Here in Canada, we’re about two weeks into the whole Jian scandal. If you aren’t Canadian, or if you are and you’ve been hiding under a rock or in a cabin in northern Saskatchewan or you’ve been lost at sea for the past several days, our Humpty Dumpty of radio took a great fall.
I don’t need to go into the details. They are there, like all scandals, in scarlet internet letters. Let’s just say the host with the most, our national treasure, the CBC’s so-called greatest asset, has been toppled from his throne amidst what began as a Toronto Star news story and has evolved into, as of now, allegations he assaulted and sexually abused nine women and a man. The Toronto sex crimes unit is investigating at least three complaints against Ghomeshi. No charges have been laid. Ghomeshi has hired a criminal lawyer.
This story has been sadly interesting to follow.
I kind of loved Jian Ghomeshi, you see, the way you love someone whose talent you respect and whose work you follow. I didn’t listen to him every day because, well, I’m a busy homeschooling mom. But when we travelled, say to Moose Jaw for shopping or to Regina for dentist appointments, I was happy if the trip coincided with Q, the CBC radio program he hosted.
Listen, I’d say to the kids. This guy is the best interviewer I’ve ever heard. He does his homework. He’s a great example of someone who knows how to use words well. He’s living inside his talent. I hope you find ways to do that in your lives.
So it’s been sad. And interesting. And rather curious to watch as the public (including myself) responds in various ways.
Mostly, people are rushing to assure each other that they are against violence toward women. Mostly, Jian has lost public support, in spite of his early assertions that all his activities were consensual and nobody’s business. Mostly, even those who initially agreed with him that what happens in the bedroom is out-of-bounds, have turned on him. He doesn’t seem to have many friends left.

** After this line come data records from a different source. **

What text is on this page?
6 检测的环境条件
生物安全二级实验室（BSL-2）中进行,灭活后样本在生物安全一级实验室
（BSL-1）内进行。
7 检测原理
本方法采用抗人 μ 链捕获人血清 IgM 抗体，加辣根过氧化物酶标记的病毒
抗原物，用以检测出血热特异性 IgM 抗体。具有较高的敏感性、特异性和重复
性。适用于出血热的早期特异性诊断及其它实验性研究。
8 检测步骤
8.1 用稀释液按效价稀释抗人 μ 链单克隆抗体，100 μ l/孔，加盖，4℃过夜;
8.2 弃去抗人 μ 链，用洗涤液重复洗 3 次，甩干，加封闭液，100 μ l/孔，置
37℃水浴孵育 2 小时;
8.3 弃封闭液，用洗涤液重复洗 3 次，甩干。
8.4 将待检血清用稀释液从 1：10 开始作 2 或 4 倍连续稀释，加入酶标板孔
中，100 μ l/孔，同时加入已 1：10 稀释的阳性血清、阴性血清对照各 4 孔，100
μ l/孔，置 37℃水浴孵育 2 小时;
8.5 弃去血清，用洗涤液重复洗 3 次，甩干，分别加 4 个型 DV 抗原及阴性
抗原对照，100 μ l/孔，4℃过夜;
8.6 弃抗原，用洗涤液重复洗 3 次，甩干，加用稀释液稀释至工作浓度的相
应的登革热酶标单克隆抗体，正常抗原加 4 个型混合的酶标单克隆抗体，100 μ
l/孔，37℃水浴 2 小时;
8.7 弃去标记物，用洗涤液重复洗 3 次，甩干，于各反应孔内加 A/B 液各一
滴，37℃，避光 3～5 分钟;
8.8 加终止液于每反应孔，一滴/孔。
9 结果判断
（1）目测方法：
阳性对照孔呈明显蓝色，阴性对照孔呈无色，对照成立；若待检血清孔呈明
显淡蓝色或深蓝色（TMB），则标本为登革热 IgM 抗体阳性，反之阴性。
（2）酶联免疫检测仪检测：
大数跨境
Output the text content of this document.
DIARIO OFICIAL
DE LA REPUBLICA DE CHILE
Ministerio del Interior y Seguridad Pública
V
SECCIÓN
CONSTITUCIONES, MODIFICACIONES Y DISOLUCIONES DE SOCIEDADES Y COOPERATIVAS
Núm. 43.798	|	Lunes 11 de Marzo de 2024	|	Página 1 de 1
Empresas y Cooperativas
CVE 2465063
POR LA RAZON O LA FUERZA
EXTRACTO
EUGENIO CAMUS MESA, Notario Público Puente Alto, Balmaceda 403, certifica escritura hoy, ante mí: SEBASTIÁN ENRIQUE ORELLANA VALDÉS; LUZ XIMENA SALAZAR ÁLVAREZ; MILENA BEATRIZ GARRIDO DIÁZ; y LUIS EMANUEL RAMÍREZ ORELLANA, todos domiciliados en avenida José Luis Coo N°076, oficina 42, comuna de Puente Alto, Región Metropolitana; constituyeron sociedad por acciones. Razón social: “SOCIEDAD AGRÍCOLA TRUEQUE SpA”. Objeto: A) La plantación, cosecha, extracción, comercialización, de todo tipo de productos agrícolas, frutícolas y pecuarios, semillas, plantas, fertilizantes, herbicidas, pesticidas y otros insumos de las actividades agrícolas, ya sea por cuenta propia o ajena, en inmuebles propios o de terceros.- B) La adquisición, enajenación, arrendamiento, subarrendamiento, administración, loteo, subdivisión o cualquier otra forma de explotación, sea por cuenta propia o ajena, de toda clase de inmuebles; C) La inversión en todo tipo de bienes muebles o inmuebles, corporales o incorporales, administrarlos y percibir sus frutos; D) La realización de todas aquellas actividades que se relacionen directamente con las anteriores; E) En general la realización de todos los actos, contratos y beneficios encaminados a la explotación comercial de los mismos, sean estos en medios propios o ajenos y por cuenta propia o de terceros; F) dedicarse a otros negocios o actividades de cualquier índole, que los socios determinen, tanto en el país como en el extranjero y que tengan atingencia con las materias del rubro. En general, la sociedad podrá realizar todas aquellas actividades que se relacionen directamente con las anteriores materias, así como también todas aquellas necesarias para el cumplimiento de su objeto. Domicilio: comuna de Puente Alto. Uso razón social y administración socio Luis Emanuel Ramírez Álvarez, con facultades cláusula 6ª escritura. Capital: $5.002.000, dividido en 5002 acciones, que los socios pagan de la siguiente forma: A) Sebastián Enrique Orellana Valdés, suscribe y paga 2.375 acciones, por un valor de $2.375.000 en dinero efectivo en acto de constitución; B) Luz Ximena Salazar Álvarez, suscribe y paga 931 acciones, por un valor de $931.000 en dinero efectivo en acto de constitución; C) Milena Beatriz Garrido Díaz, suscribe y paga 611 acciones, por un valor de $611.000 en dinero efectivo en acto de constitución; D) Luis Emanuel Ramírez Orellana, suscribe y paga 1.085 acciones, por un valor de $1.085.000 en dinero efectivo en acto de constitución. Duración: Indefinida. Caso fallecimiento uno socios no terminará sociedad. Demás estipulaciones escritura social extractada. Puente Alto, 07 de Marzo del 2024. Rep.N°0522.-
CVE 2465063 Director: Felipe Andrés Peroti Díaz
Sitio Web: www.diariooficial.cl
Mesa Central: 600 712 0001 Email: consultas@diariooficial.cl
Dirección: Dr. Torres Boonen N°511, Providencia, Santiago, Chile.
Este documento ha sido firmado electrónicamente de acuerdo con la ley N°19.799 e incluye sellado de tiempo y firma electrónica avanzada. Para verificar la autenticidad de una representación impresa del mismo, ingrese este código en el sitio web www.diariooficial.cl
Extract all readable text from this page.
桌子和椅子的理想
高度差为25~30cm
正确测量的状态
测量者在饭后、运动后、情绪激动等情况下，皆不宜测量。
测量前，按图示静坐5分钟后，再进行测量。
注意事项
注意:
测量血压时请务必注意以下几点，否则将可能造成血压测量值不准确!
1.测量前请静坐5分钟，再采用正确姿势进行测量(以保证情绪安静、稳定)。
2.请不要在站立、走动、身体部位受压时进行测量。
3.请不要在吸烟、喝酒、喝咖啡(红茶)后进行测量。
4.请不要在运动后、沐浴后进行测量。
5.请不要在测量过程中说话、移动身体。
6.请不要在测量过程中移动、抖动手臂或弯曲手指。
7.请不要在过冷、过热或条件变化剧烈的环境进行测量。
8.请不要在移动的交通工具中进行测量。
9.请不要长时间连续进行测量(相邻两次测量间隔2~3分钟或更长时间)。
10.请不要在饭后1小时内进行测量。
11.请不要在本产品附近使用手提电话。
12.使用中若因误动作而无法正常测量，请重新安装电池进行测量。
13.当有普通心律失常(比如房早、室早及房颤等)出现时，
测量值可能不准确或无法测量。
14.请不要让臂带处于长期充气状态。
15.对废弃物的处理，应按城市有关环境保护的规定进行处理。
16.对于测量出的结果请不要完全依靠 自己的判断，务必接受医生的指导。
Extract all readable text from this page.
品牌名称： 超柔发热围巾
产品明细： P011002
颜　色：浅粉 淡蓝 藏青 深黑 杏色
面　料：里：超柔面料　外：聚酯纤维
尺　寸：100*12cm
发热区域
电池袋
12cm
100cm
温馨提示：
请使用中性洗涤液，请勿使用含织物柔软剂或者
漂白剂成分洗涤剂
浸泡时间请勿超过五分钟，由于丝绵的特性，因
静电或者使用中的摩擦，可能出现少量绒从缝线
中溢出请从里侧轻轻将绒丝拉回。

I’ve wondered about my personal response to all of this. Initially, I was so sad, but when I voiced that sentiment publicly it was interpreted as support. I think. Who really knows what anyone means within the limitations of social media conversation? But that’s how it seemed. That being sad was unacceptable because, by gosh, he’s a horrible person who has done horrible things.
But, you see, I’d just found out about the horrible things and I was having trouble reconciling the horrible assertions with the voice I heard on the radio.
Honestly, I’ve moved on from sadness to disappointment to barely reading beyond the headlines anymore because the story has become, as all these stories do, a media thing. There will be jokes and stories about what the maid or the chauffeur or the guy who sat next to him at that fundraising dinner said, and who knows how it will end up when all the chips have fallen.
The thing I’ve learned, or relearned, maybe, is that talent isn’t representative of character. So what I’m saying to my boys now, is, Listen. This guy was a talented guy. He lived inside his talent, but talent isn’t everything. Be the most caring, loving men you can be, because that’s worth more than a silver tongue any old day of the week.